Elle ferma la porte et tourna la clé. Le silence enveloppa l’appartement comme une couverture chaude. Olya s’adossa à la porte, ferma les yeux et inspira profondément. Pour la première fois depuis un mois, l’air était pur.

Le procès se déroula vite, sans émotion. Dmitri vint seul, sans sa mère. Il resta la tête baissée, répondit brièvement aux questions du juge. Aucun recours, aucun partage, rien à discuter. Le jugement fut rendu le jour même — mariage dissous, appartement laissé à Olya.

En sortant du tribunal, Olya croisa Dmitri dans le couloir. Il s’arrêta, ouvrit la bouche, mais ne dit rien. Elle passa à côté sans se retourner.

Quelques semaines plus tard, une collègue raconta qu’elle avait vu Dmitri à un arrêt de bus. Il était avec sa mère. Tous deux avaient l’air défaits, fatigués. Olya écouta, haussa les épaules. Une autre vie, d’autres soucis.

L’appartement retrouva peu à peu son état d’origine. Olya remit les meubles comme avant, replaça la vaisselle, jeta les piles de journaux que Valentina Ivanovna avait accumulées dans un coin. Le soir, elle pouvait enfin lire en silence, sans la télévision tonitruante, sans bavardages incessants au téléphone.

Un soir, en préparant du thé, Olya se rendit compte qu’elle souriait. Sans raison. Juste parce qu’il faisait calme, parce que l’air sentait le linge propre, parce que personne ne fouillait dans ses affaires ni ne lui réclamait des comptes sur chaque rouble dépensé.

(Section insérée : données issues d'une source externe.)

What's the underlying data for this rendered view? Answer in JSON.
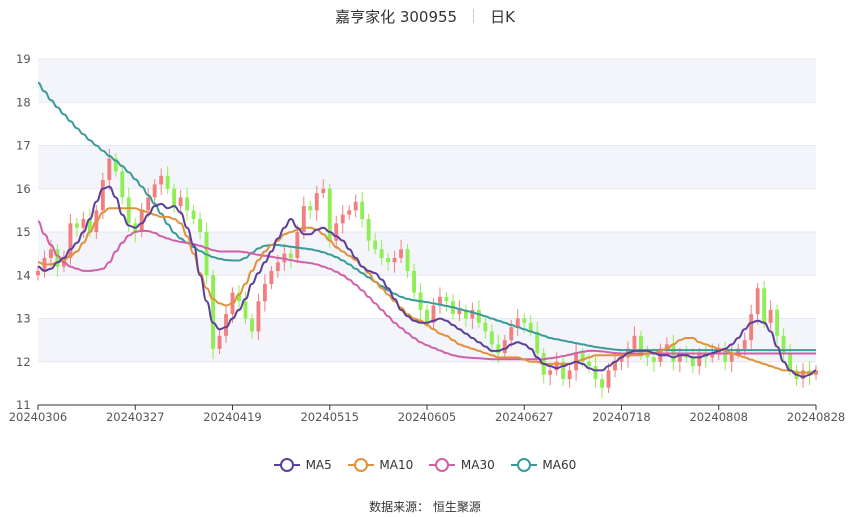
{
  "header": {
    "stock_name": "嘉亨家化 300955",
    "period": "日K"
  },
  "footer": {
    "source_label": "数据来源：",
    "source_name": "恒生聚源"
  },
  "colors": {
    "up": "#f08080",
    "down": "#90ee55",
    "ma5": "#5b3f99",
    "ma10": "#e0913a",
    "ma30": "#d060a8",
    "ma60": "#3a9a9a",
    "grid": "#e6e8ef",
    "band": "#f4f5fa"
  },
  "chart_data": {
    "type": "candlestick",
    "y_ticks": [
      "11",
      "12",
      "13",
      "14",
      "15",
      "16",
      "17",
      "18",
      "19"
    ],
    "ylim": [
      11,
      19
    ],
    "x_tick_labels": [
      "20240306",
      "20240327",
      "20240419",
      "20240515",
      "20240605",
      "20240627",
      "20240718",
      "20240808",
      "20240828"
    ],
    "x_tick_index": [
      0,
      15,
      30,
      45,
      60,
      75,
      90,
      105,
      120
    ],
    "num_days": 121,
    "legend": [
      "MA5",
      "MA10",
      "MA30",
      "MA60"
    ],
    "closes": [
      14.1,
      14.4,
      14.6,
      14.2,
      14.4,
      15.2,
      15.1,
      15.3,
      15.0,
      15.5,
      16.2,
      16.7,
      16.4,
      15.8,
      15.2,
      15.0,
      15.5,
      15.8,
      16.1,
      16.3,
      16.0,
      15.6,
      15.8,
      15.5,
      15.3,
      15.0,
      14.0,
      12.3,
      12.6,
      13.1,
      13.6,
      13.4,
      13.0,
      12.7,
      13.4,
      13.8,
      14.1,
      14.3,
      14.5,
      14.4,
      15.0,
      15.6,
      15.5,
      15.9,
      16.0,
      14.8,
      15.2,
      15.4,
      15.5,
      15.7,
      15.3,
      14.8,
      14.6,
      14.4,
      14.3,
      14.4,
      14.6,
      14.1,
      13.6,
      13.2,
      12.9,
      13.3,
      13.5,
      13.4,
      13.1,
      13.2,
      13.0,
      13.2,
      12.9,
      12.7,
      12.4,
      12.2,
      12.5,
      12.8,
      13.0,
      12.9,
      12.7,
      12.2,
      11.7,
      11.8,
      12.0,
      11.6,
      11.8,
      12.2,
      12.0,
      11.9,
      11.6,
      11.4,
      11.8,
      12.0,
      12.1,
      12.3,
      12.6,
      12.2,
      12.1,
      12.0,
      12.3,
      12.4,
      12.0,
      12.2,
      12.1,
      11.9,
      12.2,
      12.1,
      12.2,
      12.3,
      12.0,
      12.2,
      12.3,
      12.5,
      13.1,
      13.7,
      12.9,
      13.2,
      12.6,
      12.2,
      11.8,
      11.6,
      11.8,
      11.7,
      11.8
    ],
    "ma5": [
      14.2,
      14.1,
      14.15,
      14.3,
      14.4,
      14.6,
      14.75,
      15.0,
      15.3,
      15.7,
      16.0,
      16.05,
      15.8,
      15.4,
      15.15,
      15.1,
      15.2,
      15.4,
      15.6,
      15.65,
      15.55,
      15.6,
      15.45,
      15.1,
      14.7,
      14.0,
      13.4,
      12.9,
      12.75,
      12.8,
      13.0,
      13.2,
      13.45,
      13.8,
      14.05,
      14.3,
      14.55,
      14.85,
      15.1,
      15.3,
      15.1,
      14.95,
      14.95,
      15.05,
      15.1,
      15.0,
      14.9,
      14.8,
      14.6,
      14.4,
      14.2,
      14.1,
      14.05,
      13.9,
      13.7,
      13.45,
      13.2,
      13.05,
      12.95,
      12.9,
      12.9,
      12.95,
      13.0,
      12.95,
      12.85,
      12.75,
      12.65,
      12.55,
      12.45,
      12.35,
      12.25,
      12.25,
      12.3,
      12.4,
      12.45,
      12.4,
      12.3,
      12.1,
      11.95,
      11.9,
      11.85,
      11.9,
      11.95,
      12.0,
      11.95,
      11.85,
      11.8,
      11.8,
      11.9,
      12.0,
      12.1,
      12.2,
      12.25,
      12.25,
      12.25,
      12.2,
      12.15,
      12.15,
      12.1,
      12.15,
      12.15,
      12.1,
      12.1,
      12.15,
      12.2,
      12.25,
      12.3,
      12.4,
      12.55,
      12.75,
      12.9,
      12.95,
      12.9,
      12.7,
      12.35,
      12.0,
      11.8,
      11.7,
      11.65,
      11.7,
      11.8
    ],
    "ma10": [
      14.3,
      14.25,
      14.25,
      14.3,
      14.35,
      14.45,
      14.55,
      14.75,
      15.0,
      15.25,
      15.45,
      15.55,
      15.55,
      15.55,
      15.55,
      15.55,
      15.5,
      15.45,
      15.4,
      15.35,
      15.35,
      15.3,
      15.2,
      14.9,
      14.5,
      14.05,
      13.7,
      13.45,
      13.35,
      13.3,
      13.35,
      13.55,
      13.8,
      14.1,
      14.35,
      14.55,
      14.7,
      14.8,
      14.95,
      15.0,
      15.05,
      15.1,
      15.1,
      15.05,
      14.95,
      14.8,
      14.65,
      14.55,
      14.45,
      14.35,
      14.2,
      14.05,
      13.85,
      13.7,
      13.55,
      13.4,
      13.25,
      13.1,
      13.0,
      12.95,
      12.85,
      12.75,
      12.65,
      12.6,
      12.5,
      12.4,
      12.35,
      12.3,
      12.25,
      12.2,
      12.15,
      12.1,
      12.1,
      12.1,
      12.1,
      12.05,
      12.0,
      12.0,
      11.95,
      11.95,
      11.95,
      11.95,
      11.95,
      12.0,
      12.05,
      12.1,
      12.15,
      12.15,
      12.15,
      12.15,
      12.15,
      12.15,
      12.15,
      12.15,
      12.2,
      12.2,
      12.25,
      12.3,
      12.4,
      12.5,
      12.55,
      12.55,
      12.45,
      12.4,
      12.35,
      12.3,
      12.25,
      12.2,
      12.15,
      12.1,
      12.05,
      12.0,
      11.95,
      11.9,
      11.85,
      11.8,
      11.8,
      11.75,
      11.75,
      11.75,
      11.75
    ],
    "ma30": [
      15.25,
      14.95,
      14.7,
      14.45,
      14.3,
      14.2,
      14.15,
      14.1,
      14.1,
      14.12,
      14.15,
      14.3,
      14.55,
      14.75,
      14.92,
      15.0,
      15.03,
      15.02,
      14.98,
      14.9,
      14.85,
      14.8,
      14.77,
      14.75,
      14.72,
      14.68,
      14.63,
      14.58,
      14.55,
      14.55,
      14.55,
      14.55,
      14.53,
      14.5,
      14.47,
      14.45,
      14.43,
      14.4,
      14.38,
      14.35,
      14.32,
      14.3,
      14.28,
      14.25,
      14.2,
      14.15,
      14.08,
      14.0,
      13.9,
      13.78,
      13.65,
      13.5,
      13.35,
      13.2,
      13.05,
      12.9,
      12.78,
      12.66,
      12.55,
      12.45,
      12.38,
      12.32,
      12.26,
      12.2,
      12.15,
      12.12,
      12.1,
      12.09,
      12.08,
      12.07,
      12.06,
      12.06,
      12.06,
      12.06,
      12.06,
      12.06,
      12.06,
      12.06,
      12.06,
      12.08,
      12.1,
      12.13,
      12.16,
      12.2,
      12.23,
      12.25,
      12.25,
      12.24,
      12.22,
      12.2,
      12.19,
      12.19,
      12.19,
      12.19,
      12.19,
      12.19,
      12.19,
      12.19,
      12.19,
      12.19,
      12.19,
      12.19,
      12.19,
      12.19,
      12.19,
      12.19,
      12.19,
      12.19,
      12.19,
      12.19,
      12.19,
      12.19,
      12.19,
      12.19,
      12.19,
      12.19,
      12.19,
      12.19,
      12.19,
      12.19,
      12.19
    ],
    "ma60": [
      18.45,
      18.25,
      18.05,
      17.88,
      17.72,
      17.56,
      17.4,
      17.26,
      17.12,
      17.0,
      16.88,
      16.76,
      16.65,
      16.52,
      16.38,
      16.22,
      16.05,
      15.85,
      15.65,
      15.42,
      15.18,
      14.98,
      14.85,
      14.75,
      14.65,
      14.56,
      14.48,
      14.42,
      14.38,
      14.35,
      14.34,
      14.34,
      14.4,
      14.52,
      14.62,
      14.68,
      14.7,
      14.7,
      14.68,
      14.66,
      14.64,
      14.62,
      14.6,
      14.57,
      14.53,
      14.48,
      14.42,
      14.34,
      14.25,
      14.15,
      14.05,
      13.95,
      13.85,
      13.75,
      13.65,
      13.57,
      13.5,
      13.45,
      13.42,
      13.4,
      13.38,
      13.35,
      13.32,
      13.29,
      13.26,
      13.22,
      13.18,
      13.14,
      13.1,
      13.05,
      13.0,
      12.95,
      12.9,
      12.85,
      12.8,
      12.75,
      12.7,
      12.65,
      12.6,
      12.55,
      12.52,
      12.49,
      12.46,
      12.43,
      12.4,
      12.37,
      12.34,
      12.32,
      12.3,
      12.28,
      12.27,
      12.27,
      12.27,
      12.27,
      12.27,
      12.27,
      12.27,
      12.27,
      12.27,
      12.27,
      12.27,
      12.27,
      12.27,
      12.27,
      12.27,
      12.27,
      12.27,
      12.27,
      12.27,
      12.27,
      12.27,
      12.27,
      12.27,
      12.27,
      12.27,
      12.27,
      12.27,
      12.27,
      12.27,
      12.27,
      12.27
    ]
  }
}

Elle s’approcha de la fenêtre et regarda la ville automnale plongée dans le crépuscule. La vie continuait. Sans poids superflu, sans mensonges, sans gens qui se cachent derrière le mot « famille » pour vider quelqu’un jusqu’à la dernière goutte.

Et dans cette solitude, il y avait plus de paix que dans toutes les années passées ensemble.